The Theatre/Cinema Shelf
These Fists Break Bricks
Grady Hendrix, author
Chris Pggiali, author
RZA of Wu-Tang Clan, author
9781736891605, $39.95, PB, 432pp
Synopsis: When Warner Brothers (a major Hollywood studio) released Five Fingers of Death to thrill-seeking Times Square moviegoers on March 21, 1973, only a handful of Black and Asian American audience members knew the difference between an Iron Fist and an Eagle's Claw. That changed overnight as kung fu movies kicked off a craze that would earn millions at the box office, send TV ratings soaring, sell hundreds of thousands of video tapes, influence the birth of hip hop, reshape the style of action we see in movies today, and introduce America to some of the biggest non-white stars to ever hit motion picture screens.
"These Fists Break Bricks: How Kung Fu Movies Swept America and Changed the World" by the team of Grady Hendrix, Chris Poggiali, and RZA of Wu-Tang Clan is a lavishly illustrated history that tells the bone-blasting, spine-shattering story of how these films of fury spawned in anti-colonial protests on the streets of Hong Kong came to America and raised hell for 15 years before greed, infomercials, and racist fearmongering shut them down.
"These Fists Break Bricks" also covers Japanese judo coaches battling American wrestlers in backwoods MMA bouts at county fairs, black teenagers with razor sharp kung fu skills heading to Hong Kong to star in movies shot super fast so they can make it back to the States in time to start 10th grade, and Puerto Rican karate coaches making their way in this world with nothing but their own two fists.
It's also about an 11-year-old boy who not only created the first fan edit but somehow turned it into a worldwide moneymaker, CIA agents secretly funding a karate movie, the New York Times fabricating a fear campaign about black karate gangs out to kill white people, the history of black martial arts in America (Why does judo or karate suddenly get so ominous because black men study it?, wondered Malcolm X), the death of Bruce Lee and the onslaught of imitators that followed, and how a fight that started in Japanese internment camps during World War II ended in a ninja movie some 40 years later.
In a continuing battle for recognition and respect that started a long, long time ago and continues today in movies like The Matrix, Kill Bill, and Black Panther and here, in the pages of "These Fists Break Bricks", and for the first time, is the full uncensored story.
Critique: Published in a coffee-table sized paperback back format (8 x 2 x 11 inches), "These Fists Break Bricks: How Kung Fu Movies Swept America and Changed the World" is a 'must read' for anyone who has every sat in a theatre and thrilled to a martial arts movie. Inherently fascinating, impressive informative, expertly organized and presented, profusely illustrated, "These Fists Break Bricks: How Kung Fu Movies Swept America and Changed the World" is especially and unreservedly recommended for personal, professional, community, college, and university library Film History and American Popular Culture collections and supplemental curriculum studies lists.

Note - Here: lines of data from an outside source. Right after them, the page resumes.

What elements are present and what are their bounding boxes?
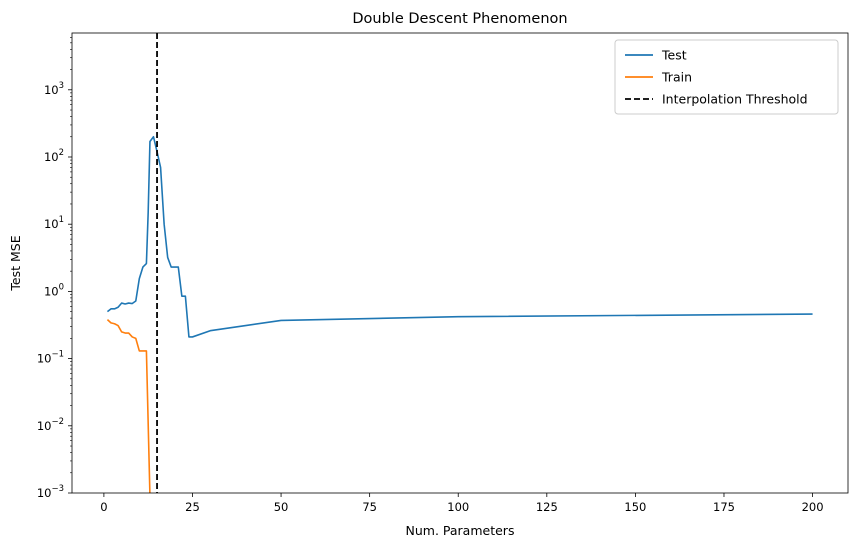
x-tick-label: 175: [713, 500, 735, 514]
legend: Test Train Interpolation Threshold: [614, 39, 839, 115]
y-tick-label: 10−1: [37, 350, 64, 366]
y-tick-label: 103: [44, 81, 64, 97]
series-line-test: [106, 135, 813, 338]
x-axis: 0 25 50 75 100 125 150 175 200: [100, 493, 824, 514]
x-tick-label: 75: [362, 500, 377, 514]
y-tick-label: 10−3: [37, 484, 64, 500]
x-tick-label: 0: [100, 500, 107, 514]
x-tick-label: 25: [185, 500, 200, 514]
y-tick-label: 102: [44, 148, 64, 164]
y-tick-label: 10−2: [37, 417, 64, 433]
x-tick-label: 150: [624, 500, 646, 514]
legend-label: Interpolation Threshold: [662, 92, 808, 107]
plot-area: [106, 33, 813, 493]
legend-box: [614, 39, 839, 115]
y-tick-label: 100: [44, 282, 64, 298]
x-tick-label: 100: [447, 500, 469, 514]
axes-frame: [71, 32, 849, 494]
x-tick-label: 200: [802, 500, 824, 514]
x-tick-label: 125: [536, 500, 558, 514]
chart-title: Double Descent Phenomenon: [352, 11, 567, 27]
legend-label: Test: [661, 48, 687, 63]
x-axis-label: Num. Parameters: [406, 523, 515, 538]
x-tick-label: 50: [274, 500, 289, 514]
y-axis: 10−3 10−2 10−1 100 101 102 103: [37, 37, 72, 500]
series-line-train: [106, 319, 151, 493]
legend-label: Train: [661, 70, 692, 85]
y-axis-label: Test MSE: [8, 235, 23, 291]
y-tick-label: 101: [44, 215, 64, 231]
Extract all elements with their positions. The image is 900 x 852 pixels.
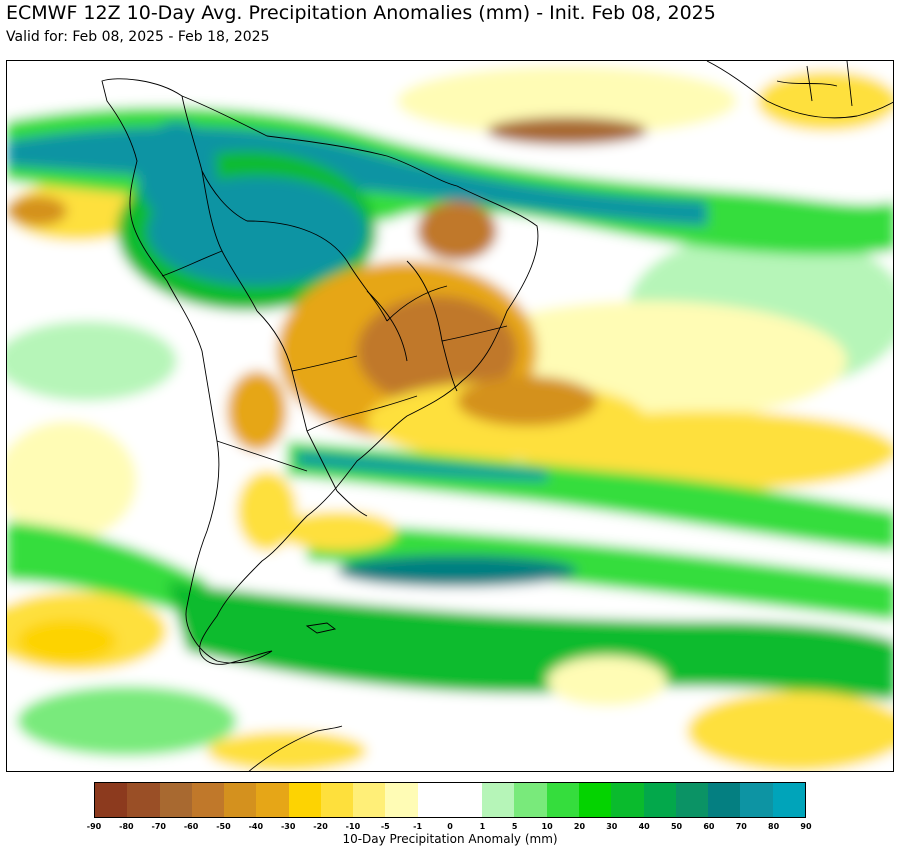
colorbar-swatch [95, 783, 128, 817]
chart-subtitle: Valid for: Feb 08, 2025 - Feb 18, 2025 [6, 29, 270, 45]
colorbar-swatch [643, 783, 676, 817]
colorbar-tick-label: -30 [280, 822, 296, 831]
colorbar-tick-label: -80 [119, 822, 134, 831]
colorbar-swatch [482, 783, 515, 817]
colorbar-tick-label: 10 [541, 822, 553, 831]
colorbar-swatch [224, 783, 257, 817]
colorbar-tick-label: 60 [703, 822, 715, 831]
colorbar-swatch [417, 783, 450, 817]
colorbar-tick-label: -5 [380, 822, 390, 831]
colorbar-swatch [772, 783, 805, 817]
colorbar-tick-label: 20 [573, 822, 586, 831]
colorbar-swatch [546, 783, 579, 817]
colorbar-tick-label: -10 [345, 822, 361, 831]
coastlines [101, 61, 893, 771]
colorbar-swatch [159, 783, 192, 817]
colorbar-swatch [578, 783, 612, 817]
colorbar-tick-label: 1 [479, 822, 486, 831]
colorbar-swatch [191, 783, 225, 817]
colorbar-tick-label: 5 [511, 822, 518, 831]
colorbar [94, 782, 806, 818]
colorbar-tick-label: 80 [768, 822, 780, 831]
colorbar-tick-label: 0 [447, 822, 453, 831]
colorbar-swatch [708, 783, 741, 817]
colorbar-tick-label: -40 [248, 822, 264, 831]
colorbar-swatch [256, 783, 289, 817]
colorbar-tick-label: -1 [413, 822, 423, 831]
colorbar-tick-label: 40 [638, 822, 650, 831]
colorbar-tick-label: 50 [670, 822, 683, 831]
colorbar-swatch [320, 783, 354, 817]
colorbar-swatch [127, 783, 160, 817]
colorbar-tick-label: 90 [800, 822, 812, 831]
colorbar-swatch [385, 783, 418, 817]
colorbar-tick-label: -70 [151, 822, 166, 831]
colorbar-swatch [675, 783, 709, 817]
colorbar-ticks: -90 -80 -70 -60 -50 -40 -30 -20 -10 -5 -1 0 1 5 10 20 30… [87, 822, 812, 834]
map-panel [6, 60, 894, 772]
colorbar-swatch [449, 783, 483, 817]
chart-title: ECMWF 12Z 10-Day Avg. Precipitation Anom… [6, 2, 716, 24]
colorbar-label: 10-Day Precipitation Anomaly (mm) [342, 832, 558, 846]
anomaly-map [7, 61, 893, 771]
colorbar-tick-label: -50 [216, 822, 231, 831]
colorbar-tick-label: 30 [606, 822, 618, 831]
colorbar-swatch [740, 783, 773, 817]
colorbar-tick-label: -60 [183, 822, 199, 831]
colorbar-swatch [353, 783, 386, 817]
colorbar-swatch [514, 783, 547, 817]
colorbar-tick-label: -90 [86, 822, 102, 831]
colorbar-swatch [288, 783, 321, 817]
colorbar-swatch [611, 783, 644, 817]
colorbar-tick-label: -20 [313, 822, 328, 831]
colorbar-tick-label: 70 [735, 822, 747, 831]
anomaly-field [7, 61, 893, 771]
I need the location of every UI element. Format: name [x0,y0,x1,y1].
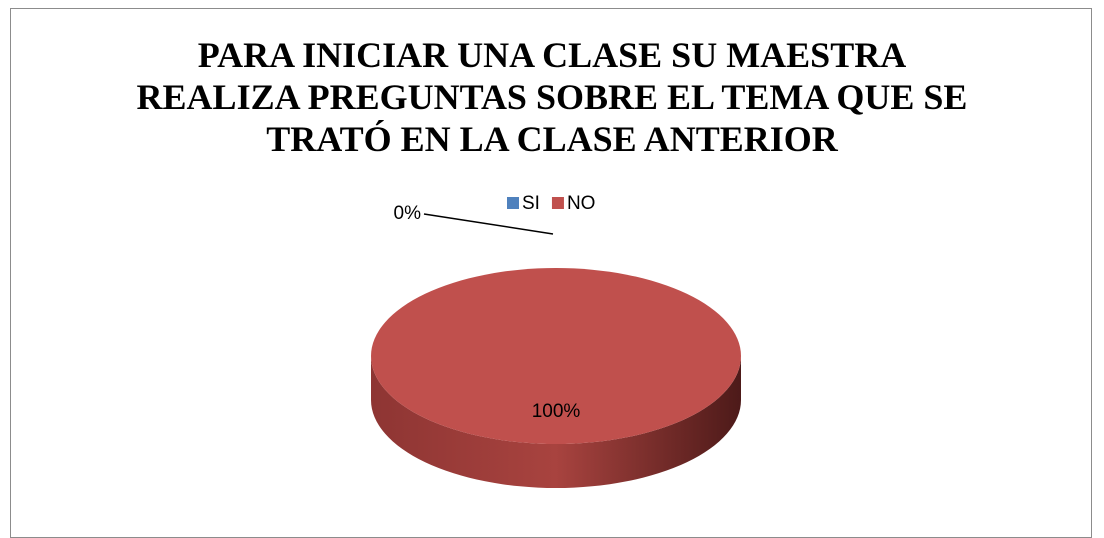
chart-title: PARA INICIAR UNA CLASE SU MAESTRA REALIZ… [136,35,968,159]
legend-swatch [507,197,519,209]
pie-side [371,356,741,488]
legend-label: NO [567,193,596,214]
pie-slice [371,268,741,444]
data-label: 100% [532,401,581,422]
leader-line [423,213,554,235]
legend-label: SI [522,193,540,214]
legend-swatch [551,197,564,209]
data-label: 0% [394,203,422,224]
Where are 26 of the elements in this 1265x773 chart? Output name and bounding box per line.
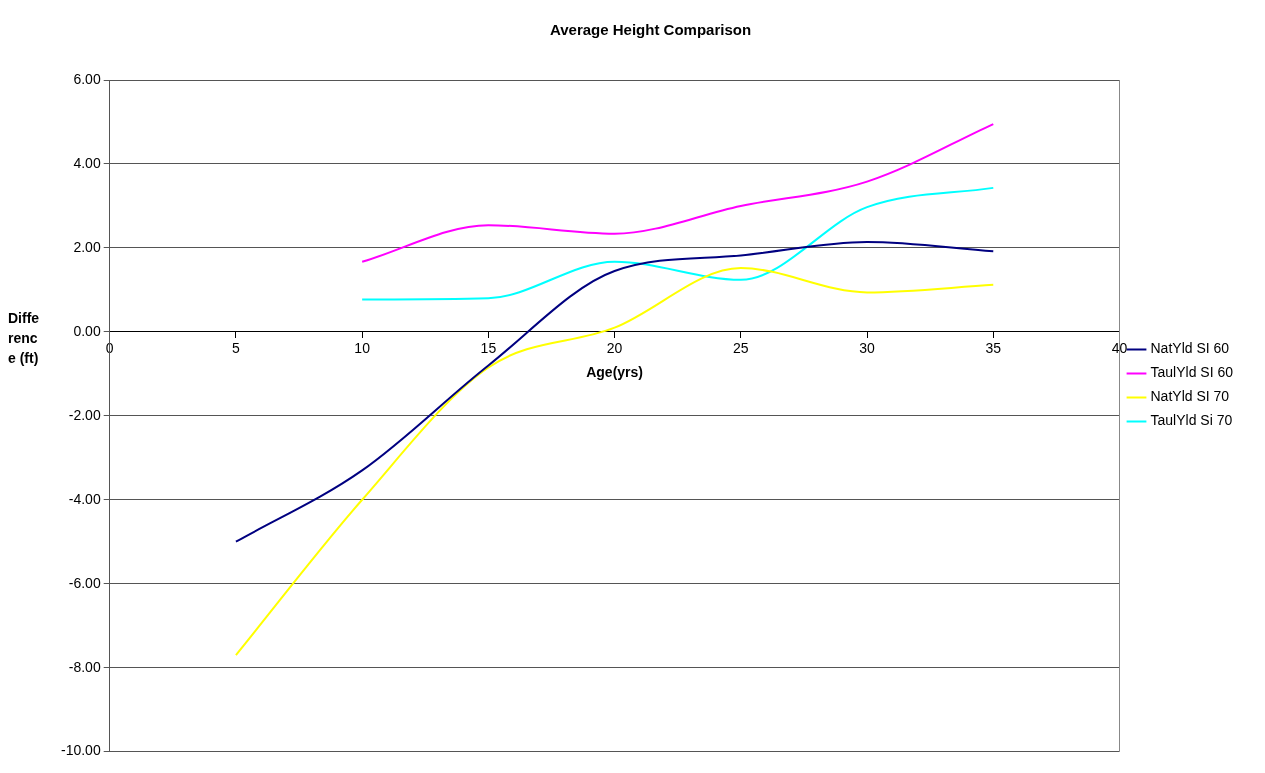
x-tick-label: 5 [232, 340, 241, 357]
legend-label: TaulYld SI 60 [1150, 364, 1234, 381]
y-tick-label: 0.00 [73, 322, 101, 339]
y-tick-label: 4.00 [73, 154, 101, 171]
y-axis-title: Difference (ft) [8, 309, 41, 368]
x-tick-label: 35 [985, 340, 1002, 357]
legend-label: TaulYld Si 70 [1150, 412, 1233, 429]
legend-label: NatYld SI 70 [1150, 388, 1230, 405]
x-tick-label: 25 [733, 340, 749, 357]
y-tick-label: -6.00 [68, 574, 101, 591]
x-axis-title: Age(yrs) [586, 363, 643, 380]
y-tick-label: -2.00 [68, 406, 101, 423]
y-tick-label: -4.00 [68, 490, 101, 507]
x-tick-label: 40 [1111, 340, 1128, 357]
y-tick-label: -10.00 [60, 742, 101, 759]
x-tick-label: 15 [480, 340, 497, 357]
x-tick-label: 20 [606, 340, 623, 357]
x-tick-label: 10 [354, 340, 371, 357]
x-tick-label: 30 [859, 340, 876, 357]
chart-title: Average Height Comparison [549, 21, 752, 39]
y-tick-label: -8.00 [68, 658, 101, 675]
legend-label: NatYld SI 60 [1150, 340, 1230, 357]
line-series [361, 123, 995, 263]
y-tick-label: 6.00 [73, 70, 101, 87]
y-tick-label: 2.00 [73, 238, 101, 255]
line-series [361, 186, 995, 301]
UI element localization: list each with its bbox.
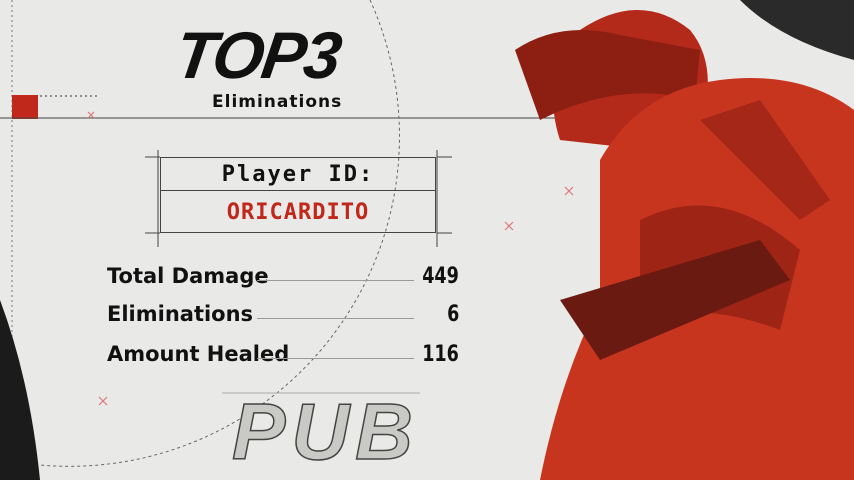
accent-square <box>12 95 38 119</box>
divider <box>257 318 414 319</box>
stat-label: Amount Healed <box>107 342 290 366</box>
player-id-label: Player ID: <box>221 162 375 187</box>
stat-label: Total Damage <box>107 264 269 288</box>
divider <box>257 358 414 359</box>
title-subtitle: Eliminations <box>212 92 343 112</box>
stat-value: 116 <box>422 342 459 367</box>
background-logo-text: PUB <box>231 387 419 476</box>
divider <box>257 280 414 281</box>
stat-row-amount-healed: Amount Healed 116 <box>107 342 459 372</box>
stat-row-eliminations: Eliminations 6 <box>107 302 459 332</box>
stat-value: 6 <box>446 302 459 327</box>
stat-label: Eliminations <box>107 302 254 326</box>
stat-value: 449 <box>422 264 459 289</box>
top3-title: TOP3 <box>170 18 345 92</box>
player-id-value: ORICARDITO <box>226 200 370 225</box>
dark-shape-left <box>0 300 40 480</box>
player-id-box: Player ID: ORICARDITO <box>160 157 436 233</box>
stat-row-total-damage: Total Damage 449 <box>107 264 459 294</box>
divider <box>161 190 435 191</box>
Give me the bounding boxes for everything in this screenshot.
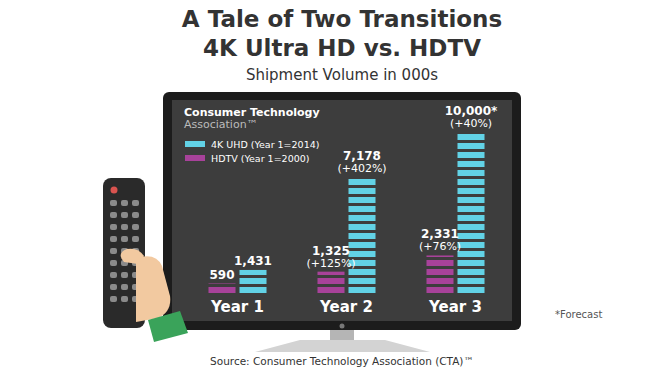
tv-neck xyxy=(330,330,354,340)
remote-power xyxy=(111,187,118,194)
remote-button xyxy=(121,236,128,242)
data-label: 2,331 xyxy=(421,227,459,241)
legend-swatch xyxy=(185,141,205,147)
data-label: 1,325 xyxy=(312,244,350,258)
remote-button xyxy=(110,260,117,266)
remote-button xyxy=(121,224,128,230)
remote-button xyxy=(110,272,117,278)
data-label: 590 xyxy=(209,268,234,282)
sleeve xyxy=(148,311,188,342)
legend-label: HDTV (Year 1=2000) xyxy=(211,153,310,164)
data-label: 10,000* xyxy=(445,104,498,118)
bar xyxy=(458,132,485,293)
remote-button xyxy=(121,272,128,278)
change-label: (+76%) xyxy=(419,240,461,253)
remote-button xyxy=(110,296,117,302)
hand xyxy=(136,256,170,322)
data-labels: 590 (+125%)1,325 (+76%)2,331 1,431 (+402%)7,… xyxy=(209,104,498,282)
bar xyxy=(240,270,267,293)
unit-label: Shipment Volume in 000s xyxy=(246,66,438,84)
remote-button xyxy=(110,236,117,242)
legend-label: 4K UHD (Year 1=2014) xyxy=(211,139,319,150)
thumb xyxy=(121,249,144,264)
remote-button xyxy=(121,284,128,290)
x-tick-label: Year 3 xyxy=(428,298,482,316)
remote-button xyxy=(110,224,117,230)
bars xyxy=(209,132,485,293)
subtitle: 4K Ultra HD vs. HDTV xyxy=(203,35,481,61)
bar xyxy=(209,284,236,293)
source: Source: Consumer Technology Association … xyxy=(210,355,474,367)
data-label: 7,178 xyxy=(343,149,381,163)
data-label: 1,431 xyxy=(234,254,272,268)
bar xyxy=(318,272,345,293)
legend-swatch xyxy=(185,155,205,161)
tv-button xyxy=(340,324,345,329)
legend: 4K UHD (Year 1=2014) HDTV (Year 1=2000) xyxy=(185,139,319,164)
chart-svg: A Tale of Two Transitions 4K Ultra HD vs.… xyxy=(0,0,650,370)
remote-button xyxy=(132,236,139,242)
chart-root: A Tale of Two Transitions 4K Ultra HD vs.… xyxy=(0,0,650,370)
remote-button xyxy=(121,200,128,206)
remote-button xyxy=(110,200,117,206)
bar xyxy=(427,255,454,293)
x-tick-label: Year 1 xyxy=(210,298,264,316)
tv-screen xyxy=(172,100,512,321)
remote-button xyxy=(132,212,139,218)
remote-button xyxy=(121,296,128,302)
remote-button xyxy=(110,284,117,290)
logo-line: Association™ xyxy=(184,118,258,131)
remote-button xyxy=(110,212,117,218)
remote-button xyxy=(132,200,139,206)
remote-button xyxy=(110,248,117,254)
x-tick-label: Year 2 xyxy=(319,298,373,316)
remote-button xyxy=(132,224,139,230)
tv-base xyxy=(255,340,430,352)
title: A Tale of Two Transitions xyxy=(182,6,502,32)
note: *Forecast xyxy=(555,309,602,320)
change-label: (+40%) xyxy=(450,117,492,130)
remote-button xyxy=(121,212,128,218)
change-label: (+402%) xyxy=(337,162,386,175)
tv-frame xyxy=(163,92,521,330)
change-label: (+125%) xyxy=(306,257,355,270)
bar xyxy=(349,177,376,293)
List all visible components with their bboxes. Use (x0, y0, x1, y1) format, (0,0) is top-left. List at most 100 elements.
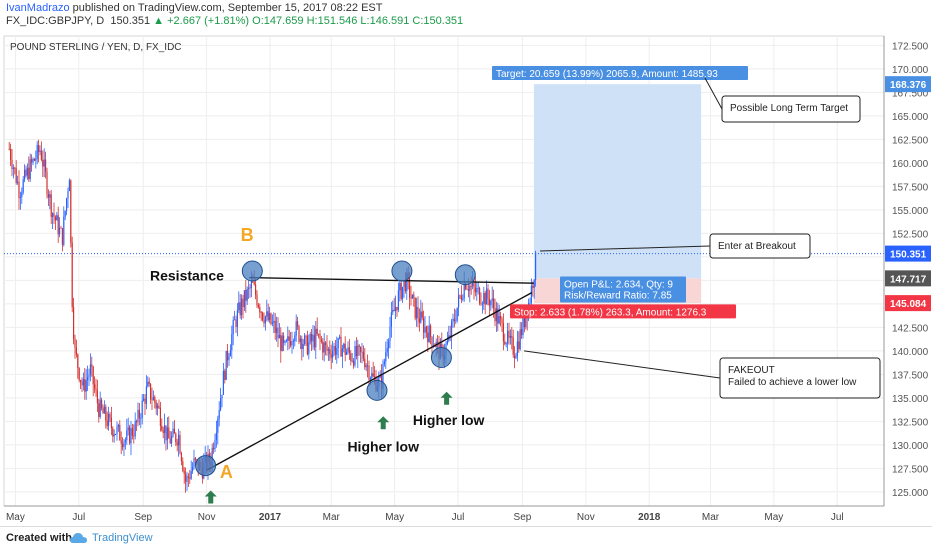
x-tick-label: May (6, 512, 25, 523)
callout-entry-pointer (539, 245, 711, 252)
candle-body (473, 283, 475, 288)
candle-body (477, 287, 479, 289)
x-tick-label: 2017 (259, 512, 282, 523)
candle-body (393, 309, 395, 311)
y-tick-label: 155.000 (892, 206, 929, 217)
candle-body (471, 283, 474, 287)
candle-body (134, 421, 136, 437)
candle-body (29, 159, 31, 179)
y-tick-label: 162.500 (892, 135, 929, 146)
candle-body (112, 428, 114, 437)
candle-body (78, 368, 80, 381)
candle-body (410, 297, 412, 299)
y-tick-label: 127.500 (892, 464, 929, 475)
candle-body (245, 290, 247, 301)
candle-body (329, 349, 331, 355)
candle-body (333, 345, 335, 351)
candle-body (180, 453, 182, 462)
candle-body (37, 145, 40, 153)
candle-body (221, 394, 223, 399)
y-tick-label: 135.000 (892, 394, 929, 405)
candle-body (126, 430, 128, 441)
candle-body (277, 327, 279, 339)
candle-body (67, 191, 69, 199)
candle-body (492, 298, 495, 309)
symbol-label: FX_IDC:GBPJPY, D (6, 15, 105, 27)
candle-body (91, 364, 93, 367)
candle-body (408, 279, 411, 298)
candle-body (340, 336, 342, 357)
candle-body (224, 370, 226, 380)
publish-line: IvanMadrazo published on TradingView.com… (6, 2, 382, 14)
candle-body (494, 308, 496, 322)
candle-body (386, 348, 388, 353)
candle-body (515, 356, 517, 359)
candle-body (103, 406, 105, 414)
y-tick-label: 165.000 (892, 112, 929, 123)
candle-body (302, 343, 304, 349)
candle-body (280, 335, 282, 351)
candle-body (168, 427, 170, 439)
candle-body (476, 288, 478, 293)
candle-body (12, 167, 14, 169)
swing-point-marker (454, 264, 476, 286)
candle-body (505, 343, 507, 345)
stop-box-text: Stop: 2.633 (1.78%) 263.3, Amount: 1276.… (514, 307, 707, 318)
candle-body (348, 347, 350, 354)
swing-point-marker (430, 346, 452, 368)
candle-body (256, 294, 258, 306)
candle-body (169, 438, 171, 444)
callout-target-box (721, 95, 861, 123)
candle-body (455, 320, 457, 322)
candle-body (152, 397, 154, 401)
candle-body (186, 476, 188, 482)
candle-body (483, 292, 485, 304)
callout-fakeout-text: Failed to achieve a lower low (728, 377, 857, 388)
candles (8, 139, 537, 493)
tradingview-brand[interactable]: TradingView (92, 532, 153, 544)
candle-body (417, 307, 419, 319)
x-tick-label: Jul (452, 512, 465, 523)
candle-body (421, 311, 423, 318)
candle-body (259, 306, 261, 313)
chart-title: POUND STERLING / YEN, D, FX_IDC (10, 42, 182, 53)
low-value: L:146.591 (360, 15, 410, 27)
candle-body (233, 319, 236, 321)
candle-body (121, 443, 124, 448)
candle-body (144, 398, 146, 404)
candle-body (501, 318, 503, 324)
candle-body (313, 334, 315, 348)
candle-body (453, 318, 455, 322)
price-chart[interactable]: May Jul Sep Nov 2017 Mar May Jul Sep Nov 2018 Mar Ma… (0, 28, 932, 526)
candle-body (273, 321, 275, 323)
candle-body (163, 425, 166, 434)
candle-body (480, 303, 482, 305)
stop-price-tag: 145.084 (890, 299, 927, 310)
candle-body (484, 292, 486, 305)
y-tick-label: 152.500 (892, 229, 929, 240)
candle-body (158, 405, 160, 408)
candle-body (394, 306, 397, 311)
author-link[interactable]: IvanMadrazo (6, 2, 70, 14)
candle-body (534, 252, 537, 280)
swing-point-marker (366, 379, 388, 401)
candle-body (420, 311, 422, 323)
candle-body (396, 306, 398, 310)
position-zones (533, 84, 702, 304)
candle-body (54, 216, 56, 221)
candle-body (267, 311, 269, 321)
candle-body (294, 335, 296, 342)
candle-body (337, 338, 339, 349)
candle-body (518, 341, 520, 350)
candle-body (191, 467, 194, 472)
candle-body (425, 326, 427, 333)
candle-body (292, 341, 294, 342)
callout-target-pointer (704, 77, 723, 110)
candle-body (488, 298, 490, 306)
candle-body (424, 326, 426, 333)
candle-body (497, 308, 499, 324)
candle-body (365, 365, 367, 368)
candle-body (117, 424, 119, 427)
candle-body (133, 435, 135, 437)
candle-body (509, 335, 511, 338)
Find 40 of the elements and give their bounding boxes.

Editorial Note #1: Grady Hendrix is an award-winning New York Times bestselling author and one of the founders of the New York Asian Film Festival. He's covered the Asian film industry for Variety, Sight & Sound, and Film Comment, among others.
Editorial Note #2: Chris Poggiali is a librarian, writer and film historian who edited the fanzine Temple of Schlock from 1987 - 1991, and brought it back as a blog in 2008. He has written about film for numerous magazines, websites, and DVDs/Blu-rays.
Editorial Note #3: An American rapper, actor, filmmaker and record producer, Robert Fitzgerald Diggs is better known by his stage name RZA. He is the de facto leader of the hip hop group Wu-Tang Clan, having produced most albums for the group and its respective members.